Eight weeks later, “Candida” was a smash. (Tony couldn’t remember the name of the song; his secretary had to look it up for him.) Calls began to come in from people hoping t book “that hot new ‘Candida’ group.” But there was no Dawn — in fact, Tony and the girls had not even met. To fill the void, over a dozen fake Dawns began to pop up everywhere. Bell whipped out $100,000, begging Tony to sign with them. Reluctantly, he agreed. Later, the $100,000 was spent suing the imposter groups and establishing the real identity of Dawn.

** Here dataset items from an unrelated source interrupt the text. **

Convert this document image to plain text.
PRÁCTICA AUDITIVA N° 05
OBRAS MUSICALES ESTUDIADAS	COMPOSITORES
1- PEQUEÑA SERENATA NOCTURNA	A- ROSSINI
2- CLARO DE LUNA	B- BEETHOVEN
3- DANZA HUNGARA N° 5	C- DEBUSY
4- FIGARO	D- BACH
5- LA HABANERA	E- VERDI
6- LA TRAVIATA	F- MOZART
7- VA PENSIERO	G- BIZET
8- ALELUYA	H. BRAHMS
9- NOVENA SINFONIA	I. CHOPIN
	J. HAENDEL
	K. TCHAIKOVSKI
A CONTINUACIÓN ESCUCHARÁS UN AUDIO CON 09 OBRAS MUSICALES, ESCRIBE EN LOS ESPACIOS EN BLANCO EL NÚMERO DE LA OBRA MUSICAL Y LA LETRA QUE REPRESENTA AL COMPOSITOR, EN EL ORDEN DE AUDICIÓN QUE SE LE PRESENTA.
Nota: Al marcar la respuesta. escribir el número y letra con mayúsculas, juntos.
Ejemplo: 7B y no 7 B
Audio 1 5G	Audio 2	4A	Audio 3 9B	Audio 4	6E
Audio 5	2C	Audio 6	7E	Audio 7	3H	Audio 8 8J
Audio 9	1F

“‘Knock Three Times’ was the follow-up to ‘Candida’ and came from the same album,” said Tony. “It was a simple story about two people in love in a tenement building somewhere in New York City. One interesting thing about the record comes at the very end, at the bomp-bomp-bomp. We really used the ceiling in the recording studio to get that sound, and the last time you hear the drum, you can also hear the studio ceiling falling down. On some radio stations it distorts, but it’s really just the whole ceiling, falling on our heads.”
“Knock Three Times” was released in November 1970 and within a month had sold its first million. The record reached number one in January 1971 and went on to sell ore than seven million copies worldwide. As with “Candida,” Tony and the girls recorded their parts separately — he in New York and they in Los Angeles. The three still did not meet until after they had sold nine million records.
The success of Dawn was “overwhelming,” Tony told the press. “You say, ‘Well, that ain’t never going to happen to me — no way! ‘Course, if I ever had the chance I might… but what am I even thinking about it for?’ And then, boom! Fantasy becomes reality! I think some fantasies should stay fantasies, because they’re really much nicer that way. But in this case — thank the good Lord — everything turned out to be everything I imagined it to be.”
Dawn’s biggest hit, “Tie a Yellow Ribbon Round the Ole Oak Tree”, followed in 1973, and the trio charted three more Top 10 hits in the mid-seventies. After that, their hits stopped, though they still had many concert dates and a musical variety television series that ran intermittently for two and a half years on CBS. In July 1977, during a show in Massachusetts, Tony shocked Dawn and the audience by announcing his retirement and claiming he was giving up show business for Jesus Christ. His decision followed the death of his sister and suicide of his close friend, Freddie Prinze. He also had a cocaine problem and suffered from manic depression. In November of the same year, he made a solo comeback, playing Las Vegas and had a minor hit, “Sweets for My Sweet,” on Casablanca Records.
Beginning in the late eighties, Tony cohosted Jerry Lewis’ Labor Day Telethon and in 1988 he briefly re-formed Dawn with Telma and Joyce. In the early nineties Tony relocated to Branson, Missouri, where he opened the Tony Orlando Ribbon Music Theater and began performing there regularly.